While the OCaml code generated is by no means sparkling clean, it is useful and operational already. The typed error hierarchy is perhaps the biggest win, as it lifts up the abstraction level to be more idiomatic to OCaml style and eventually makes it easier to perhaps jump over to Haskell or Lean for even more purity and formal specification work. This is by far the biggest agentic coding translation I've attempted so far, to the point where it used up all my Claude 20x Max credits in a matter of days. I have two accounts now!

What also surprised me was how little the agent struggled with the architectural transformation across programming languages. Given examples of OCaml first class modules (from Real World OCaml and the Jane Street OCaml code), it produced well-structured code.

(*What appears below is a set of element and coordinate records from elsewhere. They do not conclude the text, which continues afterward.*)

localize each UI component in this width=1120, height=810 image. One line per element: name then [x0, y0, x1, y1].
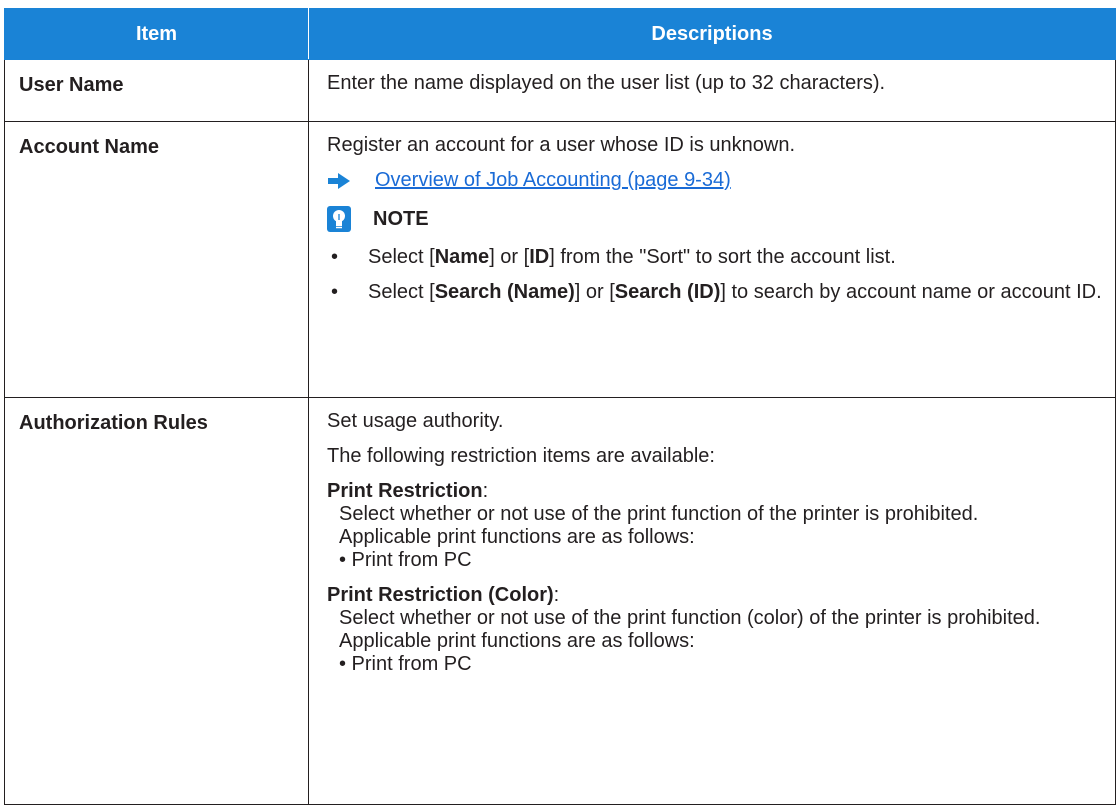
row-desc-authorization-rules: Set usage authority. The following restr… [308, 397, 1116, 805]
arrow-right-icon [328, 172, 350, 189]
desc-text: The following restriction items are avai… [327, 445, 715, 467]
table-row: Account Name Register an account for a u… [4, 121, 1116, 398]
note-text: Select [Search (Name)] or [Search (ID)] … [368, 281, 1102, 303]
bullet-dot: • [331, 246, 339, 268]
row-desc-user-name: Enter the name displayed on the user lis… [308, 59, 1116, 122]
desc-text: Set usage authority. [327, 410, 504, 432]
header-item: Item [4, 8, 309, 60]
note-text: Select [Name] or [ID] from the "Sort" to… [368, 246, 896, 268]
print-restriction: Print Restriction: Select whether or not… [327, 480, 1103, 572]
settings-table: Item Descriptions User Name Enter the na… [4, 8, 1116, 805]
sub-heading: Print Restriction (Color) [327, 584, 554, 606]
list-item: • Select [Name] or [ID] from the "Sort" … [327, 246, 1103, 269]
note-label: NOTE [373, 207, 429, 230]
row-item-user-name: User Name [4, 59, 309, 122]
row-item-account-name: Account Name [4, 121, 309, 398]
row-item-authorization-rules: Authorization Rules [4, 397, 309, 805]
table-row: User Name Enter the name displayed on th… [4, 59, 1116, 122]
job-accounting-link[interactable]: Overview of Job Accounting (page 9-34) [375, 169, 731, 192]
list-item: • Select [Search (Name)] or [Search (ID)… [327, 281, 1103, 304]
desc-text: Enter the name displayed on the user lis… [327, 72, 886, 94]
lightbulb-icon [327, 206, 351, 232]
header-descriptions: Descriptions [308, 8, 1116, 60]
bullet-dot: • [331, 281, 339, 303]
note-header: NOTE [327, 206, 1103, 232]
sub-body: Select whether or not use of the print f… [339, 503, 979, 571]
desc-text: Register an account for a user whose ID … [327, 134, 796, 156]
table-header-row: Item Descriptions [4, 8, 1116, 60]
sub-body: Select whether or not use of the print f… [339, 607, 1041, 675]
row-desc-account-name: Register an account for a user whose ID … [308, 121, 1116, 398]
link-row: Overview of Job Accounting (page 9-34) [327, 169, 1103, 192]
print-restriction-color: Print Restriction (Color): Select whethe… [327, 584, 1103, 676]
table-row: Authorization Rules Set usage authority.… [4, 397, 1116, 805]
sub-heading: Print Restriction [327, 480, 483, 502]
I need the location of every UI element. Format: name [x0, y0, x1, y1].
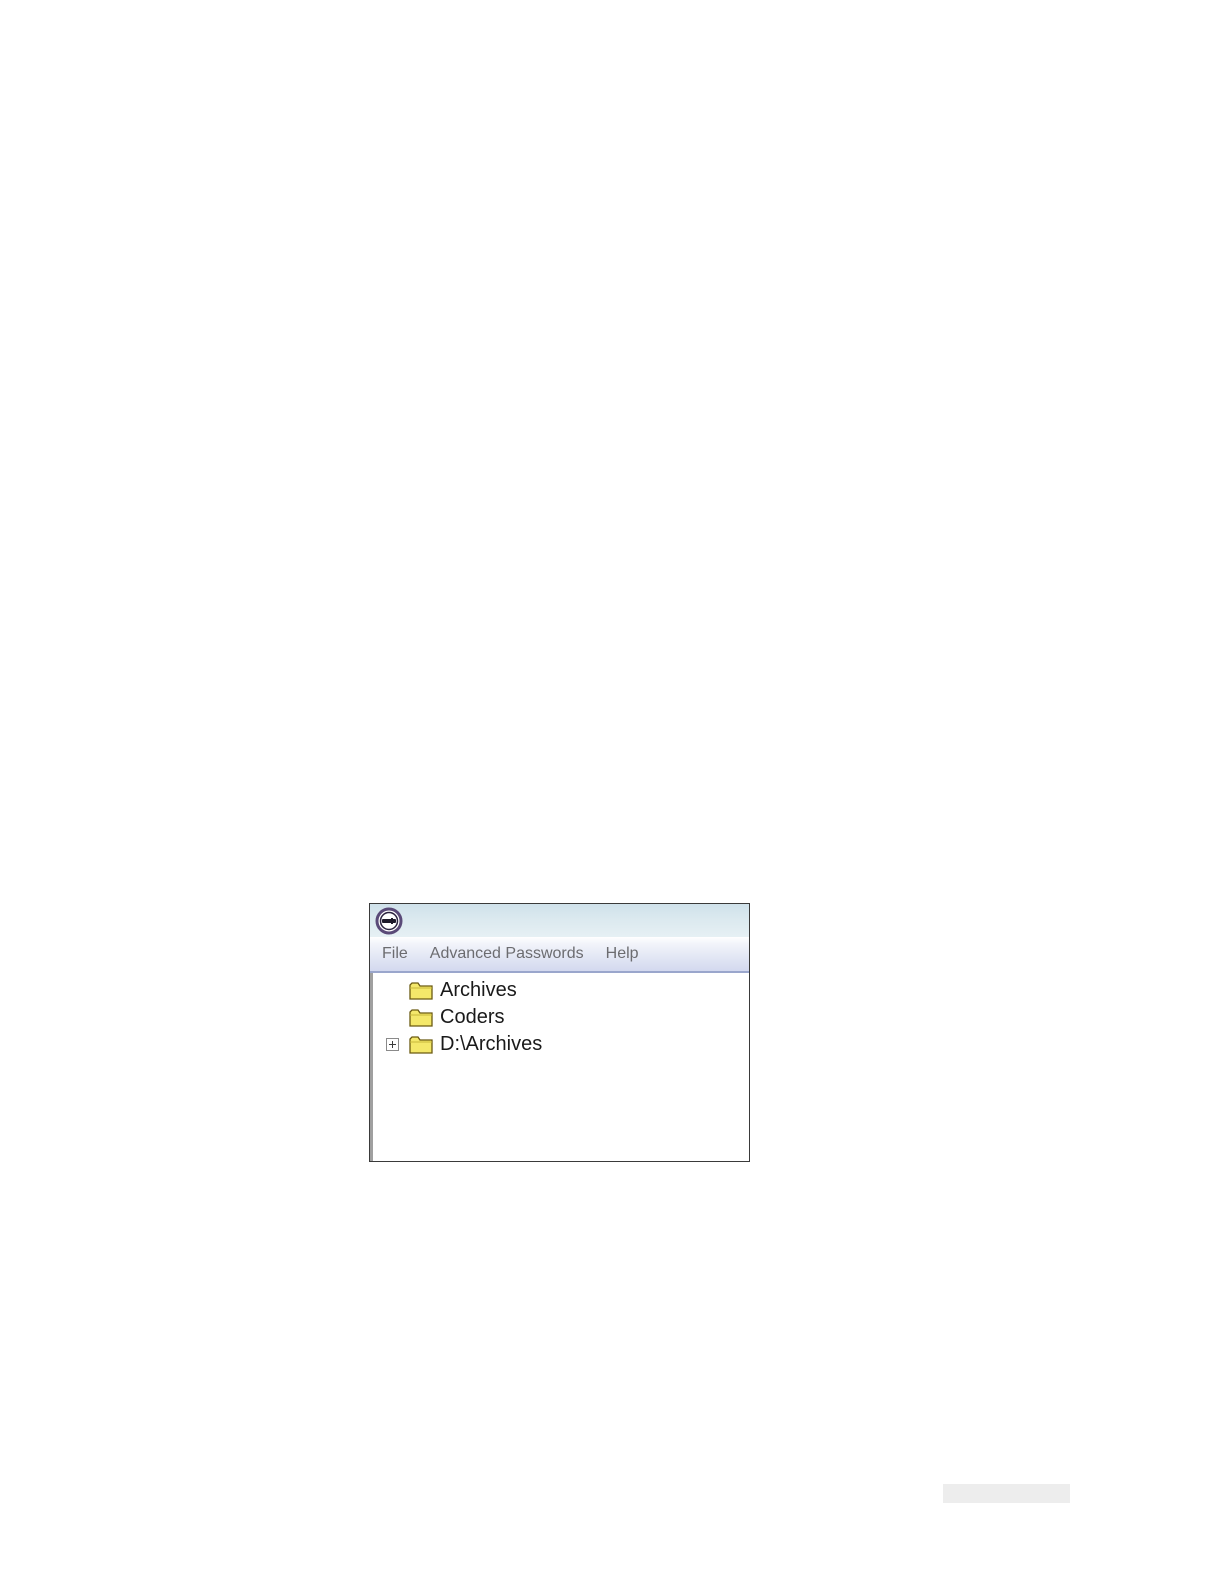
- tree-item-d-archives[interactable]: D:\Archives: [373, 1031, 749, 1058]
- folder-icon: [409, 981, 433, 1000]
- menu-bar: File Advanced Passwords Help: [370, 937, 749, 973]
- expand-plus-icon[interactable]: [386, 1038, 399, 1051]
- folder-icon: [409, 1008, 433, 1027]
- key-lock-icon[interactable]: [374, 906, 404, 936]
- tree-item-label: D:\Archives: [440, 1033, 543, 1055]
- tree-item-label: Archives: [440, 979, 517, 1001]
- tree-item-archives[interactable]: Archives: [373, 977, 749, 1004]
- title-bar[interactable]: [370, 904, 749, 937]
- tree-item-label: Coders: [440, 1006, 505, 1028]
- menu-file[interactable]: File: [382, 945, 408, 963]
- app-window: File Advanced Passwords Help Archives Co…: [369, 903, 750, 1162]
- footer-mark: [943, 1484, 1070, 1503]
- tree-item-coders[interactable]: Coders: [373, 1004, 749, 1031]
- folder-tree[interactable]: Archives Coders D:\Archives: [370, 973, 749, 1161]
- menu-help[interactable]: Help: [606, 945, 639, 963]
- folder-icon: [409, 1035, 433, 1054]
- menu-advanced-passwords[interactable]: Advanced Passwords: [430, 945, 584, 963]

Claude can introspect its session context to update a skill to match what its learnt
Claude can introspect its session context to update a skill to match what its learnt

I still have no idea how I'm going to maintain this code in the long term, but do let me know if the HTML5 checker is useful to you. One little Claude trick that remains handy is that after a prompting session, I prompt the agent to fix its own skill based on the feedback its received this session. That helps to generalise the skills as more projects get to using it.